Lo primero que se debe indicar es que las invasiones son delitos tipificados en el código penal vigente. Por lo tanto, teóricamente, al detectarse la irrupción y la permanencia de alguna persona en un inmueble ajeno estaríamos ante un delito en flagrancia, y en consecuencia los cuerpos de seguridad no deberían tener mayores restricciones para reponer la situación a su estado original, una vez constatada en el propio terreno la ilegalidad de la acción. No hace falta una investigación más profunda, toda vez que están dadas las condiciones de la flagrancia, es decir, de un delito en pleno desarrollo.

Pero bien se sabe, por experiencias ya conocidas en algunas partes del país, que las invasiones no son afrontadas con el mismo empeño por las distintas autoridades. Esto, desde luego, genera un estado de inseguridad no solo para los legítimos propietarios de los inmuebles sino también para aquellas personas que están evaluando las posibilidades de inversión en la construcción de viviendas.

Esta inseguridad se ha potenciado ante los rumores sobre la existencia de un supuesto plan para ocupar las viviendas que se perciben desocupadas, ya sea porque son de uso por temporadas o porque sus legítimos propietarios han emigrado.

Un comunicado de la Cámara Inmobiliaria ha reconocido la existencia de tales informaciones no confirmadas de manera oficial, y ha llamado a la prudencia en cuanto a la evaluación de estas situaciones, puesto que eventualmente se podrían originar espirales de violencia.

Frente a esta situación, debemos actuar con las mismas precauciones que tomamos para impedir o retardar intrusiones.
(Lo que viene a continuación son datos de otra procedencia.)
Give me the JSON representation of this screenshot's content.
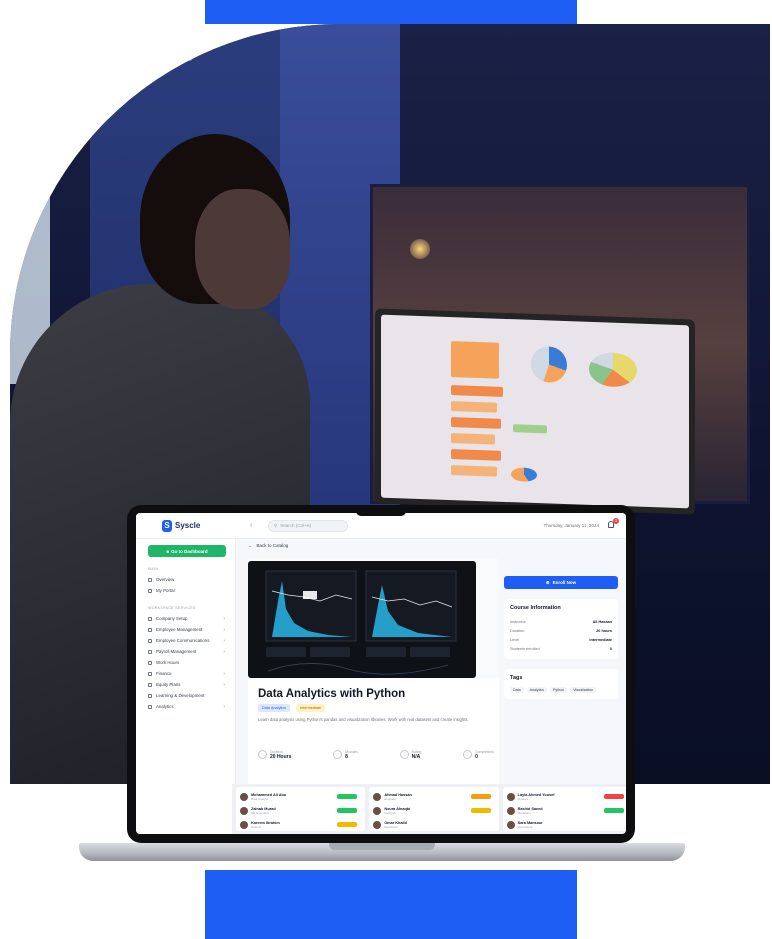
{
  "colors": {
    "accent_blue": "#1f5ef5",
    "go_green": "#1fb767",
    "category_tag_bg": "#dbe7ff",
    "level_tag_bg": "#fff1c2"
  },
  "app": {
    "logo_text": "Syscle",
    "search_placeholder": "Search (Ctrl+K)",
    "date_text": "Thursday, January 11, 2024",
    "notification_count": "3"
  },
  "sidebar": {
    "go_button_label": "Go to Dashboard",
    "section_main": "MAIN",
    "main_items": [
      "Overview",
      "My Portal"
    ],
    "section_workspace": "WORKSPACE SERVICES",
    "workspace_items": [
      {
        "label": "Company Setup",
        "has_children": true
      },
      {
        "label": "Employee Management",
        "has_children": true
      },
      {
        "label": "Employee Communications",
        "has_children": true
      },
      {
        "label": "Payroll Management",
        "has_children": true
      },
      {
        "label": "Work Hours",
        "has_children": false
      },
      {
        "label": "Finance",
        "has_children": true
      },
      {
        "label": "Equity Plans",
        "has_children": true
      },
      {
        "label": "Learning & Development",
        "has_children": false
      },
      {
        "label": "Analytics",
        "has_children": true
      }
    ]
  },
  "main": {
    "back_label": "Back to Catalog",
    "course": {
      "title": "Data Analytics with Python",
      "category_tag": "Data Analytics",
      "level_tag": "Intermediate",
      "description": "Learn data analysis using Python's pandas and visualization libraries. Work with real datasets and create insights.",
      "stats": [
        {
          "label": "Duration",
          "value": "20 Hours"
        },
        {
          "label": "Modules",
          "value": "8"
        },
        {
          "label": "Rating",
          "value": "N/A"
        },
        {
          "label": "Completions",
          "value": "0"
        }
      ]
    },
    "enroll_label": "Enroll Now",
    "course_info": {
      "title": "Course Information",
      "rows": [
        {
          "label": "Instructor",
          "value": "Ali Hassan"
        },
        {
          "label": "Duration",
          "value": "20 hours"
        },
        {
          "label": "Level",
          "value": "Intermediate"
        },
        {
          "label": "Students enrolled",
          "value": "0"
        }
      ]
    },
    "tags_panel": {
      "title": "Tags",
      "tags": [
        "Data",
        "Analytics",
        "Python",
        "Visualization"
      ]
    }
  },
  "people_cards": [
    {
      "rows": [
        {
          "name": "Mohammed Ali Abu",
          "role": "Data Analyst",
          "pill": "#22c55e"
        },
        {
          "name": "Zainab Murad",
          "role": "HR Executive",
          "pill": "#22c55e"
        },
        {
          "name": "Kareem Ibrahim",
          "role": "Analyst",
          "pill": "#f5b800"
        }
      ]
    },
    {
      "rows": [
        {
          "name": "Ahmad Hassan",
          "role": "Engineer",
          "pill": "#f59e0b"
        },
        {
          "name": "Noura Alnaqbi",
          "role": "Designer",
          "pill": "#f5b800"
        },
        {
          "name": "Omar Khalid",
          "role": "Developer",
          "pill": "#ffffff"
        }
      ]
    },
    {
      "rows": [
        {
          "name": "Layla Ahmed Yousef",
          "role": "Finance",
          "pill": "#ef4444"
        },
        {
          "name": "Rashid Saeed",
          "role": "Marketing",
          "pill": "#22c55e"
        },
        {
          "name": "Sara Mansour",
          "role": "Operations",
          "pill": "#ffffff"
        }
      ]
    }
  ]
}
Esto implica la ejecución de tácticas de endurecimiento del objetivo, mediante la colocación de distintas barreras que transmitan la noción de un objetivo difícil de conseguir.

En segundo lugar, es necesario promover la discusión informada sobre la posibilidad de que sucedan invasiones a inmuebles. Esto implica juntar esfuerzos con nuestros vecinos para analizar el entorno, determinar quién o quiénes podrían llevar a cabo un plan de este tipo, y si realmente tienen disposición de hacerlo. Esto nos permitirá establecer un nivel de alerta y transmitir una información adecuada a las autoridades, que se supone deben estar del lado de la legalidad.

Es importante en esto generar los mecanismos de alerta temprana. Casos detectados en Chacao y Libertador, por ejemplo, permiten concluir que es más fácil abortar las invasiones cuando están comenzando que cuando ya se han ejecutado. Tomemos en cuenta que, generalmente, los invasores utilizan mujeres y niños como escudos humanos, para disuadir cualquier desalojo.

Aunque las invasiones generalmente son ejecutadas a la sombra de la noche, es importante intentar documentar en lo posible estos procesos, puesto que muchas veces están motivados por razones políticas y cuentan con personas que son instigadoras. Identificarlas resulta importante a la hora de evaluar estas situaciones.

Una cosa que se debe evitar a todo trance es intentar tomar la justicia por cuenta propia. Esto colocará al invasor en el rol de víctima, y posiblemente sea un remedio peor que la enfermedad que deseamos erradicar.